Previously, the ability of co-administered nefiracetam to reverse scopolamine-induced learning deficits has been attributed to the preservation of a transient increase in neural cell adhesion molecule (NCAM) polysialylation state during a late phase of memory consolidation (Doyle et al., J. Neurosci. Res., 31 (1992) 513-523). Using the PC-12 pheochromocytoma cell model, we now demonstrate nefiracetam pre-exposure to significantly enhance nerve growth factor-induced neuritogenesis and NCAM polysialylation, but not prevalence, in a dose-dependent manner with maximal effects being observed at the lowest dose (0.1 microM) examined.
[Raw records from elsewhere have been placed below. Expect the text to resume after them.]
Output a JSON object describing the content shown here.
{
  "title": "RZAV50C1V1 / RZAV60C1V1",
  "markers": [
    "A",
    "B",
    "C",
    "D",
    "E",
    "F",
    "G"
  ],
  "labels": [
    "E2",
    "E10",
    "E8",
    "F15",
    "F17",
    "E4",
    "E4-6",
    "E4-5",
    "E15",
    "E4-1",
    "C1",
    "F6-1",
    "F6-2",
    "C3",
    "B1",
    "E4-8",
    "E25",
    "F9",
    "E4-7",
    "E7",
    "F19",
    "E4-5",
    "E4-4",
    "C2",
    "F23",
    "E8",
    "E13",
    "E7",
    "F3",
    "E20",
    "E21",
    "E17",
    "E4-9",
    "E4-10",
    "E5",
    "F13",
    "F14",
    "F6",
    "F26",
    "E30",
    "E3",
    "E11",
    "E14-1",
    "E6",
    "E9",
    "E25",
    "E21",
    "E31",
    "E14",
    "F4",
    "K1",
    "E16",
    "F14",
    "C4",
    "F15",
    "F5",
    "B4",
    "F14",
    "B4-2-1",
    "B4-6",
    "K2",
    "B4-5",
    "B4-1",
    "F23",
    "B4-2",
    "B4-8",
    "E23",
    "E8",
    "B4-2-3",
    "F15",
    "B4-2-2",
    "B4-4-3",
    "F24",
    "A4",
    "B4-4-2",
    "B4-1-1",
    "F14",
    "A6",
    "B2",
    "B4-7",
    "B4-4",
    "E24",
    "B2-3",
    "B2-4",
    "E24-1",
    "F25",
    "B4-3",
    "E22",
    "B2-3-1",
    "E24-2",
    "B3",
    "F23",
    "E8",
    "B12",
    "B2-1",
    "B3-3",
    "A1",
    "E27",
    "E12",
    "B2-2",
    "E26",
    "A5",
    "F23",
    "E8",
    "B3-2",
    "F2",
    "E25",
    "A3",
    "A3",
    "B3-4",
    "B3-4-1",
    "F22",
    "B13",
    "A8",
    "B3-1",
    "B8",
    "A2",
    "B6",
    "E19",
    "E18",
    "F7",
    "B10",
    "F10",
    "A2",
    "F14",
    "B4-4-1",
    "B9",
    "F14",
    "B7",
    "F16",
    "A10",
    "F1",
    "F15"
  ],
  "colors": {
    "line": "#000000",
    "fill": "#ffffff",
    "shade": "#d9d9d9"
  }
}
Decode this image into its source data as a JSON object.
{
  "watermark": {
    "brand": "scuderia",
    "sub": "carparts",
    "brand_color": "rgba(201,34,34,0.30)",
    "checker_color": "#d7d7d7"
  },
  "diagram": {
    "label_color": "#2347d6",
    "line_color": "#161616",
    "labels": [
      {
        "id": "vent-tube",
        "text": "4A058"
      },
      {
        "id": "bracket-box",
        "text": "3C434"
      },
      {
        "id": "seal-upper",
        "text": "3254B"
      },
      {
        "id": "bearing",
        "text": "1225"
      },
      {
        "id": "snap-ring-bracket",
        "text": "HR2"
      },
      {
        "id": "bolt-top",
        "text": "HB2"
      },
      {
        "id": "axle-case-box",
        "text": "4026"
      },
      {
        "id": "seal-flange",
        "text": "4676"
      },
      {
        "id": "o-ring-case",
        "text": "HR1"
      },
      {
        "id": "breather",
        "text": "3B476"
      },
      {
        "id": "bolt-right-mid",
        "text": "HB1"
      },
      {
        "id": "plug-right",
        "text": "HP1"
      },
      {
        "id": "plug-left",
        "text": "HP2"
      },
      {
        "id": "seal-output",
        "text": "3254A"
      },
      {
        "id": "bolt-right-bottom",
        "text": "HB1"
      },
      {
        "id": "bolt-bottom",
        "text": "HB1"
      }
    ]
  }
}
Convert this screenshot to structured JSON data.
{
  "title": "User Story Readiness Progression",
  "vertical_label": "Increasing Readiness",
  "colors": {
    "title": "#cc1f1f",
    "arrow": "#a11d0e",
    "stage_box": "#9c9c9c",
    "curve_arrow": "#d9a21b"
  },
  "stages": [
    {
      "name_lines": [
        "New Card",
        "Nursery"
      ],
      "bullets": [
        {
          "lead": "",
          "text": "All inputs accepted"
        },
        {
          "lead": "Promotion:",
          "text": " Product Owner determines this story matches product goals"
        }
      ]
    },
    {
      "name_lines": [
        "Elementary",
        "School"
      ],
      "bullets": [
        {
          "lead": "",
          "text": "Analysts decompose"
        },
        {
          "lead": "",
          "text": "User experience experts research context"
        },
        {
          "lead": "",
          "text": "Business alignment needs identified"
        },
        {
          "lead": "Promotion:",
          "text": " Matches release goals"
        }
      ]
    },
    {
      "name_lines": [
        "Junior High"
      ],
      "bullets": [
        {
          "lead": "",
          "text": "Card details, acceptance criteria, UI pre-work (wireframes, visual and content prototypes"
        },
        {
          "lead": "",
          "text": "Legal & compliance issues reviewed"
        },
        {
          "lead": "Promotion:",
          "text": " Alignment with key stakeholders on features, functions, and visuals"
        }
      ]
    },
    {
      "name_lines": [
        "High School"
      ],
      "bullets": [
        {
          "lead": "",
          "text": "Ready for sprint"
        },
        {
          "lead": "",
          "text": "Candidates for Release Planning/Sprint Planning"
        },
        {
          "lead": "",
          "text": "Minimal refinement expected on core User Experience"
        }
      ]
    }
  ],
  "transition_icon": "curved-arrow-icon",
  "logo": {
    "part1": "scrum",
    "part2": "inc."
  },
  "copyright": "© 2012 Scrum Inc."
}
As the memory-associated increase in NCAM polysialylation in vivo is associated with a defined group of neurons at the dentate hilar/granule cell layer border (Regan and Fox, Neurochem. Res., 20 (1995) 521-526), the effect of chronic nefiracetam exposure in vivo was evaluated. Once-daily, intraperitoneal administration of either 3 or 9 mg/kg nefiracetam to adult male Wistar rats for 40 days significantly increased the number of hippocampal dentate polysialylated neurons only at the highest dose evaluated, suggesting it to prevent their age-dependent decline. These results are consistent with nefiracetam facilitating early induction events of long-term memory consolidation processes involving NCAM polysialylation state.